The last execution by cutting off the head with a guillotine was carried out in Marseille, during the reign of Giscard d "Estaing, on September 10, 1977. The name of the executed Arab was Hamid Dzhandubi. This was the last death penalty in Western Europe.

Famous French guillotined personalities

— Louis XVI

— Marie Antoinette

— Antoine Barnave

— Jean Sylvain Bailly

— Georges Jacques Danton

— Antoine Lavoisier

— Maximilian Robespierre

— Georges Couton

— Louis Antoine Saint-Just

— Mathieu Jourdan

— Jean-Louis Verger

— Camille Desmoulins

Guillotine in Germany and East Germany

In Germany, the guillotine (German: Fallbeil) was used from the 17th-18th centuries and was the standard type of death penalty until its abolition in 1949. In parallel, decapitation with an ax was also practiced in some German states, which was finally abolished only in 1936. Unlike the French samples of the 19th and 20th centuries, the German guillotine was much lower and had metal vertical posts and a winch to lift the knife.

In Nazi Germany, guillotining was applied to criminals. An estimated 40,000 people were beheaded in Germany and Austria between 1933 and 1945. This number includes resistance fighters in Germany itself and the countries it occupies. Since the resistance fighters did not belong to the regular army, they were considered common criminals and, in many cases, were taken to Germany and guillotined. Decapitation was considered an "ignoble" form of death, as opposed to execution.

Until 1966, beheading was used in the GDR; then it was replaced by execution, since the only guillotine was out of order.

Famous guillotined personalities - Germans, Russians, Poles, Tatars

- Lubbe, Marinus van der - guillotined for setting fire to the Reichstag in January 1934.

- Jalil, Musa Mustafovich and his associates were guillotined for participation in an underground organization on August 25, 1944 in the Plötzensee military prison in Berlin.

- Klyachkovsky, Stanislav was guillotined on charges of attempting to assassinate the Fuhrer Adolf Hitler, in the Plötzensee prison on May 10, 1940.

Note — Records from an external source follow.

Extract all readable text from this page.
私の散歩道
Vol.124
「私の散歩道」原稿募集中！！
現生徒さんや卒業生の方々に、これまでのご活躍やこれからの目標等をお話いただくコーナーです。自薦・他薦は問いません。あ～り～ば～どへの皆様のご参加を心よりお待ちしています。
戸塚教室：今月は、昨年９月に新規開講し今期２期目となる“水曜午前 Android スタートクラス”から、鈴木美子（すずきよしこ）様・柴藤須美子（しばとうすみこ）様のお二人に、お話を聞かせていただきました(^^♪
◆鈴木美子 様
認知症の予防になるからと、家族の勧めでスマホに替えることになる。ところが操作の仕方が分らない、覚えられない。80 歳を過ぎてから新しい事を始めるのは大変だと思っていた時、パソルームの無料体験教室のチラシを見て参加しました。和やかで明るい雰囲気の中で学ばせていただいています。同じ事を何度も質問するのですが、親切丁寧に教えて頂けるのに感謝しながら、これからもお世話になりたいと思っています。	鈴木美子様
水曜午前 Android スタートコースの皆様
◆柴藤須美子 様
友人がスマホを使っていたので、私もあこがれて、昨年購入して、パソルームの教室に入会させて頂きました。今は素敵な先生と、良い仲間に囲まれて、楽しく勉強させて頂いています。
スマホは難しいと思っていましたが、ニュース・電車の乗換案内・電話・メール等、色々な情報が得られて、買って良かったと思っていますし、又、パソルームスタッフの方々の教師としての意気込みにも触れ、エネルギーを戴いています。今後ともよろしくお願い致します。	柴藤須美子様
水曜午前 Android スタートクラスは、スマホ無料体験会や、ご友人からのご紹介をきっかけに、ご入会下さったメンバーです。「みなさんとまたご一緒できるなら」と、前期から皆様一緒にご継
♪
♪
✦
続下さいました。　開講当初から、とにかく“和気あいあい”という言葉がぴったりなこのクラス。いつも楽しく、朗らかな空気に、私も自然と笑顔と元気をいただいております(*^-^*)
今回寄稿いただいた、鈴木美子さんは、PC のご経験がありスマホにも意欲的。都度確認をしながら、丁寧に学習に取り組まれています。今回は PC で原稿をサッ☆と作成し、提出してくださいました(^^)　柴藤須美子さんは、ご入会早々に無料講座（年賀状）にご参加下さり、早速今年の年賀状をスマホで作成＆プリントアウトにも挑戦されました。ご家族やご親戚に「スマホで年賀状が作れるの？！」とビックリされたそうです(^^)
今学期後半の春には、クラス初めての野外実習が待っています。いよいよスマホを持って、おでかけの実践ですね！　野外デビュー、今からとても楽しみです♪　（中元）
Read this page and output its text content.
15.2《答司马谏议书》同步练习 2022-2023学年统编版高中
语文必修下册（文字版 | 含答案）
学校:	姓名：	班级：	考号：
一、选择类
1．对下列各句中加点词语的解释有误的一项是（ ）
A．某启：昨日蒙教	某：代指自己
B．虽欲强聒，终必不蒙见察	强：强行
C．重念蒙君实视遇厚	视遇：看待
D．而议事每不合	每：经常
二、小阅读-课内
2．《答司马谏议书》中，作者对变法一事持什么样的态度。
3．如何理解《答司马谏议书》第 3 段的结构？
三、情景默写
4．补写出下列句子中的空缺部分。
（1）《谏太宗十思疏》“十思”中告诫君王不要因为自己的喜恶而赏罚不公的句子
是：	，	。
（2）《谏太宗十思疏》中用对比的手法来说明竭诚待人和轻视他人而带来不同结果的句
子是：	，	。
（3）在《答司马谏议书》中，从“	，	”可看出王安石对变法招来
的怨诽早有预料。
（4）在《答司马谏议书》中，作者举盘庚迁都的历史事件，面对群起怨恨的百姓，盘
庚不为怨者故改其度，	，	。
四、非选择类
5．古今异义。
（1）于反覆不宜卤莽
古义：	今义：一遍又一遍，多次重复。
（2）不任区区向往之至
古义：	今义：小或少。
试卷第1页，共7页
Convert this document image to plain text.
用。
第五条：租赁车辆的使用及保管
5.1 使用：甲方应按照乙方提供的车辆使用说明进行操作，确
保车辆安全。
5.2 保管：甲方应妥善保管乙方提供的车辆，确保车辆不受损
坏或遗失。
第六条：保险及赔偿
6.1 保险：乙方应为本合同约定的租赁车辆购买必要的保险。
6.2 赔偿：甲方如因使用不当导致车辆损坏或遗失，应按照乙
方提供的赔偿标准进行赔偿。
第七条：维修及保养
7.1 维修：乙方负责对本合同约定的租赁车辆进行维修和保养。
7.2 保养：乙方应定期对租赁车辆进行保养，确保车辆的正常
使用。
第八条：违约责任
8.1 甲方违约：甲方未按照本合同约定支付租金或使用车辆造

But the words came through again

In Rome, which was part of the Papal States, the guillotine became a recognized instrument of execution in 1819. Executions took place in Piazza del Popolo and at the Castel Sant'Angelo. Unlike the samples, the Roman guillotine had a straight blade and an angular "vice" that clamped the body of the convict. The last execution by guillotine took place on July 9, 1870, then, during the unification of Italy, the guillotine was abolished along with the "papal" right. Most of the guillotine executions were carried out by the long-lived Roman executioner Bugatti, who retired in 1865.

In Rome there is a monument to the Carbonari Angelo Targhini and Leonid Montanari, who were guillotined on November 23, 1825 in Piazza del Popolo. The original inscription on the monument directly accused the Vatican: "by order of the pope, without evidence and without judicial protection" (Italian: Ordinata dal Papa, senza prove i senza difesa). In 1909, the government, "by agreement with the Vatican," smeared over the accusatory words with plaster, but soon, during the repair of the building, they came out again.